Here’s a funny side story: After we got back from harvesting I was really craving some water. So when we got back Corrado’s mother brought out a couple glasses and a plain wine bottle of what I THOUGHT was water. It was definitely water. So imagine my surprise when I started chugging it. They really love drink their wine like water here. That’s all. 🙂

Harvesting is A LOT of work. I knew it would be, but holy cow. I have never sweated so much so many days in a row since drill practice in high school! We constantly walking up and down rows and it is HOT out. I am always burying myself in the shade of the vines while I’m working. On top of harvesting the grapes we immediately have to press them for the juice. And washing and tending to the other batches in the making. Our days are very full. By the time we finish our second shift it’s practically dark and we only have time to shower, eat and tuck ourselves in for the night. Corrado has been an amazing host and teacher. The photos above show us pressing red grapes. He answers any questions I ask about wine making and has a great sense of humor. He really does fit the perfect stereotype of an Italian winemaker. When I get a good photos that emcompasses that, I’ll post it. He is tall, thin, long brown curly Italian hair, wears these boots with his shirt tucked in a great fedora/sun hat. With his clippers, Lisa describes him as a prince. And he really does look like an Italian one haha. I love our lunch hours because we chat and joke and it’s so great. Lisa actually speaks some Italian s so it’s been really interesting and fun to watch them all interact. I LOVE listening to them speak Italian. It’s such a beautiful language. I’m actually picking up a lot of things a lot more quickly than I thought. Just imagine how I would be if I was here for a few months more!
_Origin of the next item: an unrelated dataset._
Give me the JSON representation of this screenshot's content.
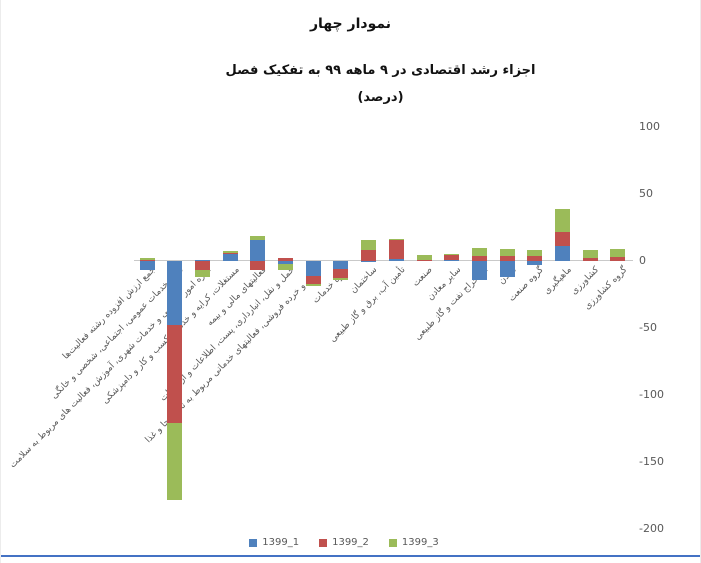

Speaking of which, each day I am here, the more I see myself being able to live out here. I love my home in Seattle because I love my friends and the life I’ve created for myself there…but there is something about living in the country in Italy that I am really loving. It’s peaceful. I’ve never worked to actually create a product before and I’m beginning to understand how enriching it is to be able to build a product with your own hands. It’s definitely fulfilling a great part of my life and I am enjoying every sweaty glorious moment of it. I have not started practicing my harmonica yet, but maybe when we go to the sea tomorrow on our first day off I’ll give it a whirl. 🙂

Being out in the fields has given me a lot of time to think (when I’m not bugging Giovanni with questions about his life out here). It’s been an amazing experience, I really can’t express how happy I am out here. Working hard, making wine, enjoying the surrounding views. Everything I ever thought about Italians have been true with my experience so far. They value family, are incredibly hard workers, and love food and wine. They live to love – which has always been my motto. And to work hard and play hard. I am incredibly thankful that I have had this opportunity because my work is allowing me to be gone for so long. And even more so, thankful that my time off is paid time off because I’ve been saving it all for so long. I can’t think of a better way to spend my time off than here.

But I’m off to bed now, so I can enjoy my first day off. Ciao!